Честное слово, ради подруги Чуб была готова даже на это!
— И чего ты в нем нашла? — проплакала она, едва за красавцем закрылась дверь. — В нем же, кроме морды, вооще ничего нету!
— Неправда! — заняла оборону Маша.
— А что? — кинулась в атаку Землепотрясная. — Бабки? Так деньги, небось, родительские. Он ведь нигде не работает?
— Нет.
— Видишь! Ну чем, чем он тебе нравится? Или он тебе уже не так нравится? — с надеждой протянула она.
— Я люблю его! И всегда его любила, — горячо закричала Маша (но в голосе ее прозвучал предательский звон сомнения). — Он умный!

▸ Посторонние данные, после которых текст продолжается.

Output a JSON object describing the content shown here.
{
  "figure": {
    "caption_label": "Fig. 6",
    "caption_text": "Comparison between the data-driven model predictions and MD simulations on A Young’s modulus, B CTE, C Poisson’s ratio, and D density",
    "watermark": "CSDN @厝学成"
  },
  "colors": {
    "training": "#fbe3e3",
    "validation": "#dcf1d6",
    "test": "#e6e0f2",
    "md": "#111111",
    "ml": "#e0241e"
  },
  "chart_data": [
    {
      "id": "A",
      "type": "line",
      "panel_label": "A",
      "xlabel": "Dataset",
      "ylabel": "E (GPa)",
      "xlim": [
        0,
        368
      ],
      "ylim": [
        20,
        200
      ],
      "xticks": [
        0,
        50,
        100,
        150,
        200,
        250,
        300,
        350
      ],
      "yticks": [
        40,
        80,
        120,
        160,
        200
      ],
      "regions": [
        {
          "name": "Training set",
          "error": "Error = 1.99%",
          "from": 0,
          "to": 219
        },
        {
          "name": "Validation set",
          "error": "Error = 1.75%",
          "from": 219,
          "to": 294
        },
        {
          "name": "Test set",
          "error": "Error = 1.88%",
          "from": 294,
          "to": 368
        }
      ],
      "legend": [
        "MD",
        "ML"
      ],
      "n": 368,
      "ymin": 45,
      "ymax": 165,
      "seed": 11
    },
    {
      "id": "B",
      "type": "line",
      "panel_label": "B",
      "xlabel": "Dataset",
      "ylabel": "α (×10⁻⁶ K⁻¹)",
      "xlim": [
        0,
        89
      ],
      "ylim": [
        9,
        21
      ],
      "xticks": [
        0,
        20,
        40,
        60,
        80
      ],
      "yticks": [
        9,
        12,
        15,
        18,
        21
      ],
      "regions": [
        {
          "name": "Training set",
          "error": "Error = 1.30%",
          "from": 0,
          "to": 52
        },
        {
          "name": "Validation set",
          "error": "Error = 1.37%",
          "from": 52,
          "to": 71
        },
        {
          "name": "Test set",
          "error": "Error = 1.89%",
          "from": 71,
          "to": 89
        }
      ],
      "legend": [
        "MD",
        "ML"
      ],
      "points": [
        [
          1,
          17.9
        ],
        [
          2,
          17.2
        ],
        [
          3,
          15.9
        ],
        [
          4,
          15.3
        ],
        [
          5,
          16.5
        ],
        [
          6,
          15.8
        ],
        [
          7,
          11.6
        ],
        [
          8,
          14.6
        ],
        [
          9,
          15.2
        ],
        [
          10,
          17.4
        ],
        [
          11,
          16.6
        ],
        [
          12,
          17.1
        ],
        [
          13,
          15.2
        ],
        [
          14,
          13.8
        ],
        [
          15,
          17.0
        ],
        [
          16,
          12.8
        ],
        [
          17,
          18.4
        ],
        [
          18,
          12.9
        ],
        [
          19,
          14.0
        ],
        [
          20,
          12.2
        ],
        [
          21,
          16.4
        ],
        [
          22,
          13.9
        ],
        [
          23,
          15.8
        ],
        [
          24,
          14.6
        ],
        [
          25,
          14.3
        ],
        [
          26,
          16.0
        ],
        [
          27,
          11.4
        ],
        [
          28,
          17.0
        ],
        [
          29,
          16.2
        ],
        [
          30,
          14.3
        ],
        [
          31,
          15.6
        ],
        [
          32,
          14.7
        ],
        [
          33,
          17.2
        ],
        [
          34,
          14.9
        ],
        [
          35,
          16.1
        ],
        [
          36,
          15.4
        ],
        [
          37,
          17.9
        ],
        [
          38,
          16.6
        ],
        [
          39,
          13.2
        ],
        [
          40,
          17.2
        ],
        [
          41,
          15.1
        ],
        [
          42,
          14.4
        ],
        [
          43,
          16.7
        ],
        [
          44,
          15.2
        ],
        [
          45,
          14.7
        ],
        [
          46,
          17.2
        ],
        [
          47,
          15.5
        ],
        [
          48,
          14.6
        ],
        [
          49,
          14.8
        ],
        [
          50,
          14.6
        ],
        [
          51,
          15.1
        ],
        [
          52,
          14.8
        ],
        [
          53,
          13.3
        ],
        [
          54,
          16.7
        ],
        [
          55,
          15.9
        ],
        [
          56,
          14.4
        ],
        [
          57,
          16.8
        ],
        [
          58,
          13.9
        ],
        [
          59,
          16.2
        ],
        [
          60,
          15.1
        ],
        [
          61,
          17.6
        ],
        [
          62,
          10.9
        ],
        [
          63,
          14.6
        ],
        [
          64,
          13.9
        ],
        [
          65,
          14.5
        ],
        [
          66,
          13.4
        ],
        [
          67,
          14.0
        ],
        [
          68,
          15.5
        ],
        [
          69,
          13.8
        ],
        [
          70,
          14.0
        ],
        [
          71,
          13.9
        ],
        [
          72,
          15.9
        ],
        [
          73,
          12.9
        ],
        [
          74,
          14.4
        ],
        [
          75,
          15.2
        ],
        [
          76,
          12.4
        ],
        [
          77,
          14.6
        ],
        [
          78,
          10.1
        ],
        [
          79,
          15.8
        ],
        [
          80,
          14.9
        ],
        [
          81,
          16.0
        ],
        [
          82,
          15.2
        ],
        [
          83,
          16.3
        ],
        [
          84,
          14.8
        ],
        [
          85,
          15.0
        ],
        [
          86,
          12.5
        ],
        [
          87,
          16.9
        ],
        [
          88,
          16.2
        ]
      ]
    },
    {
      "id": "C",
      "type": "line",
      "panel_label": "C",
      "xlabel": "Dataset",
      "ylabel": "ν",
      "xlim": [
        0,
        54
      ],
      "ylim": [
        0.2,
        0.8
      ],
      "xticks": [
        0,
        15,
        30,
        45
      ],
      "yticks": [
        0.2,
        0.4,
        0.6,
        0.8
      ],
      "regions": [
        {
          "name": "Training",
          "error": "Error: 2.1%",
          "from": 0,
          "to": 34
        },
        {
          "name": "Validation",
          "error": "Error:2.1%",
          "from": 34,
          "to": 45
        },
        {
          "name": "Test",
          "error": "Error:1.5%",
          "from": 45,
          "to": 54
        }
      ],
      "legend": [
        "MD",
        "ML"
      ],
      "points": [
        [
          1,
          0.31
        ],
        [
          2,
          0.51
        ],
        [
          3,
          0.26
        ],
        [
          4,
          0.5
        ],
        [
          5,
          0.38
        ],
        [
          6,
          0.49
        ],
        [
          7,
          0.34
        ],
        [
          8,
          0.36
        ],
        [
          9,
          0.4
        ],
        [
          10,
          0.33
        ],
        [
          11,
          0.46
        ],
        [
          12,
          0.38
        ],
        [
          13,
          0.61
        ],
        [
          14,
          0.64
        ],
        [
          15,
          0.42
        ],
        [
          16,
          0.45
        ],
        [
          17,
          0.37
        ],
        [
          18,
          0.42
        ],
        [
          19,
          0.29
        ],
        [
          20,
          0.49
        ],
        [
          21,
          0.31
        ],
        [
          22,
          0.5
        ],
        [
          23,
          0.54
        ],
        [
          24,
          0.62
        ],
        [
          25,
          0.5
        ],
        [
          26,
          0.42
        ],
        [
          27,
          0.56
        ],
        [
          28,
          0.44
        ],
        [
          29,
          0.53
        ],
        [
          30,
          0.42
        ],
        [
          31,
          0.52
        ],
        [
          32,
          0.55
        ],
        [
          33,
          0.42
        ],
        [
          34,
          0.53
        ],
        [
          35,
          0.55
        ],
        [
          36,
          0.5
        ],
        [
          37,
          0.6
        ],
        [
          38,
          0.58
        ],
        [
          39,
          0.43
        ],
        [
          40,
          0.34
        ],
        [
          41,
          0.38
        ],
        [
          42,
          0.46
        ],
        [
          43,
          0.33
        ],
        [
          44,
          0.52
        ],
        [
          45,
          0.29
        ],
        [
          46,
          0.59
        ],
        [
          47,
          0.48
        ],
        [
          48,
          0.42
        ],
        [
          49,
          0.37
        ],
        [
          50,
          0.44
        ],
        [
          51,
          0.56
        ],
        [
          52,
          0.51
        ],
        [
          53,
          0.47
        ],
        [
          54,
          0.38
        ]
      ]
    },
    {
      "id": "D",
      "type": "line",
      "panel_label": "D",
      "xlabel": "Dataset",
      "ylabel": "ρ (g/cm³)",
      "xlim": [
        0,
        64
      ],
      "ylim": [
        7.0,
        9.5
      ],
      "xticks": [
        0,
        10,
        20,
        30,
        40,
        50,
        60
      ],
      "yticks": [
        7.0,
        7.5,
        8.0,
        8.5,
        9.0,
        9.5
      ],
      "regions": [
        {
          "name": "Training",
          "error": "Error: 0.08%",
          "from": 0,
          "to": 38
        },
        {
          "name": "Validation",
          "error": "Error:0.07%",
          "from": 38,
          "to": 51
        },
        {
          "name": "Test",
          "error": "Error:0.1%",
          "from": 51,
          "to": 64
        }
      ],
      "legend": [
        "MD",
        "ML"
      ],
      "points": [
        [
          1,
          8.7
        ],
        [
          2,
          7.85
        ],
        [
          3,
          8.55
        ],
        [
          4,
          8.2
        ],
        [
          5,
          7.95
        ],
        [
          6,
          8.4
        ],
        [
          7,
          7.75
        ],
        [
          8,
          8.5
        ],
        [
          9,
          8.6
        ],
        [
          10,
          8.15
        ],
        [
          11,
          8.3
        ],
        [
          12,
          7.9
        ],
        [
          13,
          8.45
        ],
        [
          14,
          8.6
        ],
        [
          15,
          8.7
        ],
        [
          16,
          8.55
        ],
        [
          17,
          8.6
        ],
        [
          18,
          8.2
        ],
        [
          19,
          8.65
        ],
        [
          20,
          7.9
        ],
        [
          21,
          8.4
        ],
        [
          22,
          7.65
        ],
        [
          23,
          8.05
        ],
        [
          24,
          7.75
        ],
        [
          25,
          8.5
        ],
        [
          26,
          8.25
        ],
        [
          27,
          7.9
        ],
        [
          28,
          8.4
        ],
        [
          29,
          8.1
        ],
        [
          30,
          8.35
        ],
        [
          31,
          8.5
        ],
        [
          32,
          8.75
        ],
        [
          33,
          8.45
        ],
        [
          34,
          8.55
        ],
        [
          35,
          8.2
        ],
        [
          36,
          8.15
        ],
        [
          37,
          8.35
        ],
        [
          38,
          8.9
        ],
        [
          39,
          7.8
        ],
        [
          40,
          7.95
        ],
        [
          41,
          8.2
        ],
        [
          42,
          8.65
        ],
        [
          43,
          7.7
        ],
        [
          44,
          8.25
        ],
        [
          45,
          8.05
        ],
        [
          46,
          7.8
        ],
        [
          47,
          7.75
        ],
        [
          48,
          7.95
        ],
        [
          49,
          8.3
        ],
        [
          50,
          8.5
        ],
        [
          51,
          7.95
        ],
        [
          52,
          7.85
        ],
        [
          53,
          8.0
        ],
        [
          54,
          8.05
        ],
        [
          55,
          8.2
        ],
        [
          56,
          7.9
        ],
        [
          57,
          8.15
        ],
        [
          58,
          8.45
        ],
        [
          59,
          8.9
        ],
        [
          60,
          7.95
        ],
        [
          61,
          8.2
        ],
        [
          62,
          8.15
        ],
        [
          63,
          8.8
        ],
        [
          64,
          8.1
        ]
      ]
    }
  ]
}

— Да ты в десять раз умнее!
— И смелый.
— Мы смелее! Помнишь, вчера…
— Он тоже историк, у нас много общего! Но он не как я, он умеет держаться. У него есть чувство собственного достоинства, и уверенность, и манеры, и одевается он всегда хорошо…
— Она его за брюки полюбила, а он ее за безупречный вкус! — презрительно проскандировала Чуб. — Думаешь, он тебя на самом деле любит? Да просто… Просто…
Нет, она не могла сказать.
Позже. Потом — непременно!
Но не сейчас.
— Просто, — начала выворачиваться она, — он уцепился за тебя, как за соломинку. Вы — как двое на необитаемом острове, — кроме тебя, ему никто не верит и не понимает. А как только его проблема рассосется…
— Знаешь, я тоже так думаю, — нелогично согласилась вдруг Ковалева. — Потому что я ему почему-то не верю. То есть верю, что он не лжет, — заверила она. — А в саму любовь — нет! Мне все время кажется, что он как будто сам ошибается, — будто ему только кажется, что он меня любит, а потом выяснится, что это ошибка. И вся его любовь — как за стеклом витрины или телевизора. В двух шагах от меня, но не со мной. Понимаешь?
— Да, — откликнулась Даша, потрясенная проницательностью Машиной интуиции. И обрадованная ею же: — Ты права! Не верь! У него это скоро пройдет! Может, даже к вечеру.
— Но сейчас ему очень тяжело, — сердобольно вздохнула Маша.
— А это уже не любовь, а жалость, — отрезала Чуб. — Если ты собираешься любить каждого, у кого неприятности, то возлюби лучше саму себя. Мы ж сегодня умрем. Забыла?
— Ах, да… — устало кивнула та.
— А-а-ай! — издала возглас Чуб, потому что в два ее и без того многострадальных колена неожиданно впились десять запропавших когтей.
Незаметно подкравшаяся Изида Пуфик стояла на задних лапах, поставив передние Даше на ноги и ощутимо намекая, чтобы та взяла ее на руки.